Mama Zai terdiam sejenak sebelum menjawab. "Zai, Mama hanya ingin membantu. Kalian belum punya pengalaman bagaimana mengurus bayi dan Mama ingin ada di sana untuk membantu tumbuh kembang cucu Mama."

“Tapi Ma, bagaimana dengan kamar Mama? Zai maunya Mama bisa nyaman bersama kami, tapi kalau tidak ada tempat istirahat yang nyaman buat Mama, Zai yang akan menyesal dan merasa bersalah, Ma.” Ucap Zai sambil memasukkan mobil ke dalam garasi.

“Kalian tidak perlu memikirkan itu, pikirkan saja pesiapan melahirkan nanti.
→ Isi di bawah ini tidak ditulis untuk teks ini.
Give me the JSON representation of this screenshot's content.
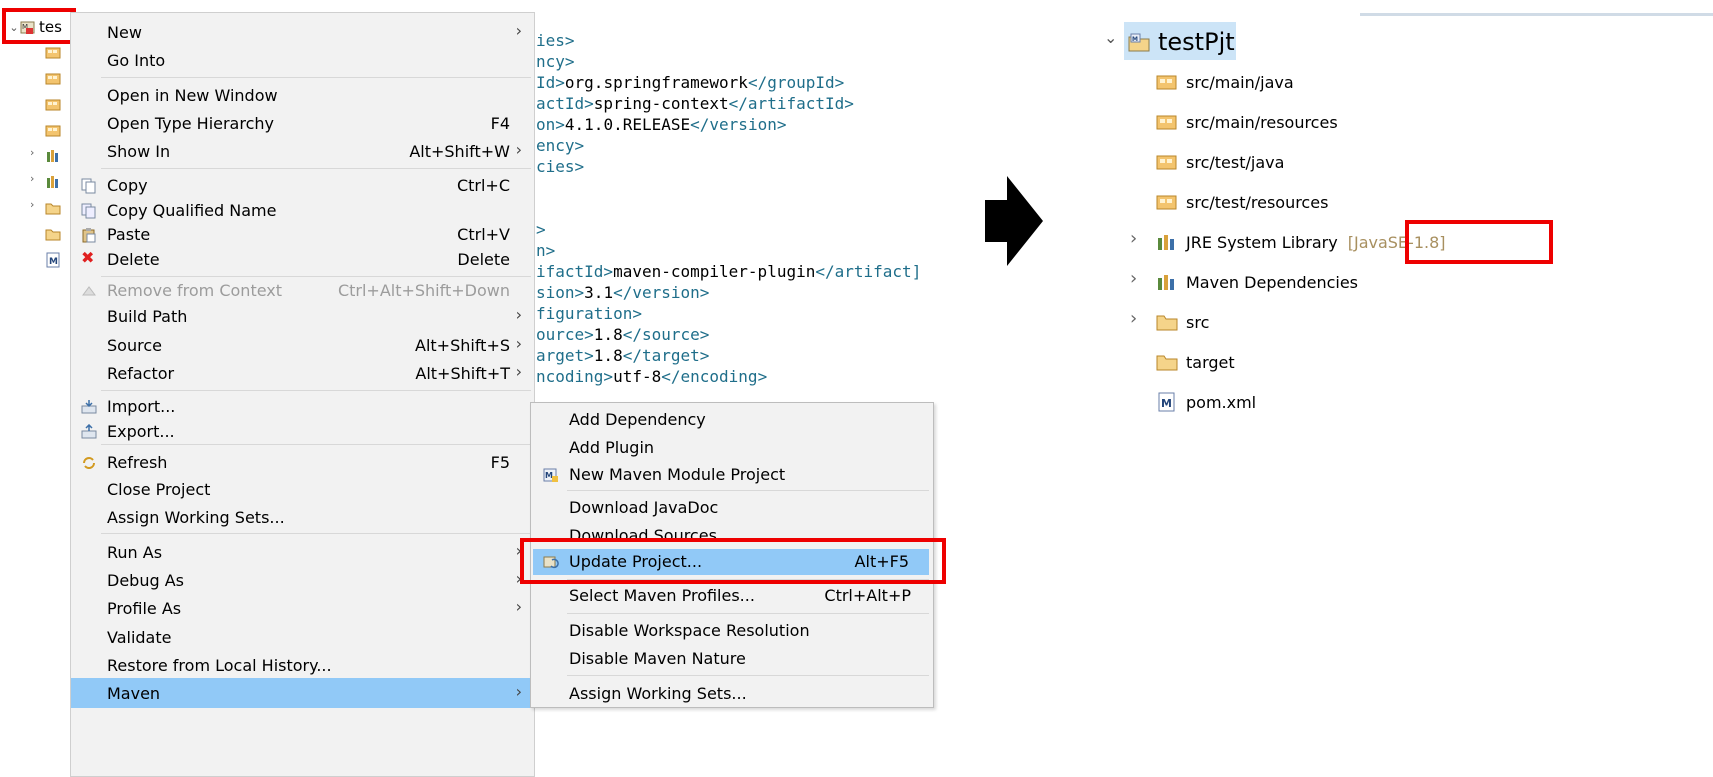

Assalamualakum.”

Belum sempat Zai menjawab salam, Mama sudah mematikan teleponnya. Zai menghela napas panjang dan bingung entah harus bagaimana, begitu juga dengan Nur.

“Bang, masa nanti Mama tidur di kamar kita?” Tanya Nur dengan kaget sambil membayangkan situasinya.

Zai yang sedang mematikan mesin mobil ikutan kaget dan mengelengkan kepalanya. Mereka turun dan langsung menuju kamar.

Sesampai di kamar, belum sempat mengeluarkan barang belanjaan, mereka terus berpikir bagaimana menyiasati keinginan Mama. Mereka berpikir untuk Mama mengurungkan niatnya, atau kalau tidak berhasil berusaha menyiapkan kamar untuk Mama.

“Apa studio kita tutup sementara? Barangnya kita pindahkan ke ruang tengah dan itu kita jadikan kamar Mama?” Tanya Zai sambil memikirkan ide lain.

“Kalau studio itu ditutup, Abang akan sering keluar dong untuk foto produk kita dan produk klien lainnya.” Nur merasa sedih dan berbaring di tempat tidur. “Di momen kelahiran nanti, yang Nur butuhkan adalah kehadiran Abang yang lebih banyak dari biasanya.”

Zai terdiam, entah apa yang mau ia jawab pada Nur. Ia memilih diam dan bergegas mandi.

Dalam momen seperti ini, Nur merasakan kerinduan mendalam terhadap ibunya. Dengan usia kehamilan yang semakin mendekati waktunya, Nur merasa perlu mendapatkan nasihat dan dukungan emosional dari sang Ibu.

Saat Zai keluar dari kamar mandi, Nur mengatakan keinginannya.

“Bang, kita ke tempat Ibu yuk! Aku kangen Ibu, aku pengen cerita-cerita sama Ibu sekaligus minta nasihat sama Ibu.” Kata Nur yang sudah bangun dari rebahan di kasurnya.

“Abang mau kita ke Ibu, tapi mungkin tidak sekarang ya, Nur. Besok saja. Abang mau istirahat.” Setelah menggunakan pakaiannya. Zai keluar kamar dan mengambil minum di dapur. Ia pun duduk di sofa sambil menatap TV, sedangkan pikirannya melayang entah kemana.

Zai masih sibuk memikirkan apa yang sebaiknya ia lakukan dalam menghadapi permintaan Mamanya.

Nur mendadak ciut saat melihat respon dan sikap Zai. Ia pun mulai rebahan kembali dan membuka media sosialnya.

Ia mengunggah lagi video saat behind the scene saat foto maternity kemarin. Ia menuliskan caption yang begitu bahagia, padahal tidak mewakili apa yang ia rasakan saat itu.

Peri-peri yang tidak diundang itu hadir mengagetkan Nur, namun Nur tidak punya tenaga untuk mengekspresikan rasa kaget itu.

“Masyaallah Nur, kamu beruntung banget sih bisa punya suami Abang Zaiii. Semoga nanti suamiku kayak Abang Zaiii ya Allah.” Ucap peri putih dengan begitu semangatnya.

“Masiiihhhh pernikahan baruuuu… kita lihat aja nanti.” Ucap peri hitam dengan sinisnya.

“Ihhh kamu apaan sihhh, gak lihat apa foto maternity dan video yang barusan diposting itu? Romantis dan sweet gitu lhooo.” Bela peri putih sambil menggoyangkan badannya.

“Cuma foto dan video, kita gak tahu aslinya gimana, apa yang diposting juga bisa diatur kan? Jangan-jangan postingan itu lagi nutupin kesedihan, yaaaa siapa yang tahuuuu.” Balas peri hitam sambil mondar mandir sambil menunggu respon Nur.